In a command, context.prompts() returns an instance pre-wired to the command’s streams, arena allocator, and theme:
// Pre-wired to the command's streams, allocator, and theme.
const p = context.prompts();
const name = try p.text(.{
.message = "Project name:", .default = "my-project",
});
const features = try p.multiSelect(.{
.message = "Features:",
.choices = &.{ "typescript", "eslint", "prettier" },
.defaults = &.{ true, true, false },
});
const pw = try p.password(.{
.message = "Token:",
});
The eight types
| Prompt | Asks | Returns |
|---|---|---|
text | free-form input, optional default and live preview hint | the entered string |
confirm | yes/no with a default (Y/n hint, single keypress) | bool |
select | one choice from a list — ↑/↓ to move, Enter to pick | the chosen index |
multiSelect | several choices — Space toggles, per-item defaults | the chosen indices |
password | masked input, never echoed | the entered string |
search | type-to-filter over a long list, then pick | the chosen index |
number | numeric input with optional min/max, validation inline | the parsed number |
editor | opens $EDITOR on a seeded temp file | the edited text |
Terminal behavior, handled
- Wrapping & resize — long messages word-wrap at the terminal width (grapheme- and ANSI-aware), and every prompt re-lays-out live on window resize.
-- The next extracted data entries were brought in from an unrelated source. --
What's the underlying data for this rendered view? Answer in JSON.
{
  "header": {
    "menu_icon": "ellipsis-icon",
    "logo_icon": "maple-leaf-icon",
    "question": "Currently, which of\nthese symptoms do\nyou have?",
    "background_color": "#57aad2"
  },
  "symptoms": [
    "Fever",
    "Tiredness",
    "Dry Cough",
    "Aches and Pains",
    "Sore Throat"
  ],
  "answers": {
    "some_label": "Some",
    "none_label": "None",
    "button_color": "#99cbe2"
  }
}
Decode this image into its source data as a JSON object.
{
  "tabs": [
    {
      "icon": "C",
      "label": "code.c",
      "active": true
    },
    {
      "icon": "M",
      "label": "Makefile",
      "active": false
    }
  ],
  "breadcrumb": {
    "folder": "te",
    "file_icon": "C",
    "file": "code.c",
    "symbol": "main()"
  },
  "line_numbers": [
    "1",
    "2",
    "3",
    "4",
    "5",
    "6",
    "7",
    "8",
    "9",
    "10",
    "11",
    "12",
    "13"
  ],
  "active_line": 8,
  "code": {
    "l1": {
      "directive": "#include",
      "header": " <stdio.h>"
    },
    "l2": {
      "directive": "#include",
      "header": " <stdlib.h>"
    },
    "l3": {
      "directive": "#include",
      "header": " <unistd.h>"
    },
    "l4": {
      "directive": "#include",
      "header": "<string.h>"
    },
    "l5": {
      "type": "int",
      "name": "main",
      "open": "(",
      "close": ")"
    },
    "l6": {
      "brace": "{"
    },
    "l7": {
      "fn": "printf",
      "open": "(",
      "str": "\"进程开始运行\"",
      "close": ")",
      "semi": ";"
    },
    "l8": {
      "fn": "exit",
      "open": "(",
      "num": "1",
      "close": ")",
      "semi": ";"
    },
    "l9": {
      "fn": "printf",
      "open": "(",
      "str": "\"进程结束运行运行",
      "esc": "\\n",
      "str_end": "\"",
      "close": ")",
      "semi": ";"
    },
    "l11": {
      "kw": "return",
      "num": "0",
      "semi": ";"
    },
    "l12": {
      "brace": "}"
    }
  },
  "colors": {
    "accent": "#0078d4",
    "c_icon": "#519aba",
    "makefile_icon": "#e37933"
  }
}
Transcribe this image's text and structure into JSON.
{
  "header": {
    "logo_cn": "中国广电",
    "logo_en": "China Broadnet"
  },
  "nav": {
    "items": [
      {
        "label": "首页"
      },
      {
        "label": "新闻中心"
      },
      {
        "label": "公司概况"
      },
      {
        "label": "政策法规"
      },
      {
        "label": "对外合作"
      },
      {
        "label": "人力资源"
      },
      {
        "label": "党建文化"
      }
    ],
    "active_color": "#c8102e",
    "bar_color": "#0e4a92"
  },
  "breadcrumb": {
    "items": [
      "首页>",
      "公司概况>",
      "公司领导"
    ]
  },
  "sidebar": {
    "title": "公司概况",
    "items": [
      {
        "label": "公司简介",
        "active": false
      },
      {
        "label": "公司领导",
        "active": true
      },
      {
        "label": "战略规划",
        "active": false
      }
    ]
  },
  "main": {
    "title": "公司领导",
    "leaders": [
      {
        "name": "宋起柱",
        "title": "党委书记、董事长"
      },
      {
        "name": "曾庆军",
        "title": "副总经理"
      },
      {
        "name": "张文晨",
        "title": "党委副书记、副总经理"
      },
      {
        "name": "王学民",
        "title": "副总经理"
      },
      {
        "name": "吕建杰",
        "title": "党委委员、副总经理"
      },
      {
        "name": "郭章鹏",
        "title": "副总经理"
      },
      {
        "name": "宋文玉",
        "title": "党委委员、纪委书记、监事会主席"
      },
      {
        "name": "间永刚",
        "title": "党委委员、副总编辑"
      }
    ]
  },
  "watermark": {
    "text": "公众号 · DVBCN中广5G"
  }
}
- Unicode-correct editing — backspace deletes one visual character; wide characters and combining sequences count correctly.
- Answers persist — a completed prompt emits its styled question-and-answer as a static line into scrollback, so the transcript reads cleanly afterward.
- Interrupts are yours — pass
interrupt_keysand the prompt returnserror.Interruptedwhen one is pressed; the caller decides whether that means cancel, back, or help.
Off a TTY
Every prompt degrades to a line-based equivalent with the same return type and value — there is no second code path to write:
| at a terminal | piped / CI | |
|---|---|---|
text / password | live editing, masked for password | reads a line |
confirm | single keypress | reads y/n from a line |
select / search | arrow-key highlighted list | numbered list, reads a number |
multiSelect | Space-toggle list | prints the list, reads selections |
editor | opens $EDITOR | reads remaining stdin |
Prompts or widgets?
Prompts are one-shot questions: they block, return a value, and move on — right for a wizard, a scaffold, a few sequential questions. For a persistent, laid-out, keyboard-driven surface — a live form, a dashboard — build a full-screen App from the interactive widgets instead: see prompts vs widgets.
Standalone use
Like every zcli package, prompts works without the framework — construct a Prompts value with your own writer, reader, allocator, and theme context, and every prompt type behaves identically. The package’s examples/ directory has a runnable example per prompt type.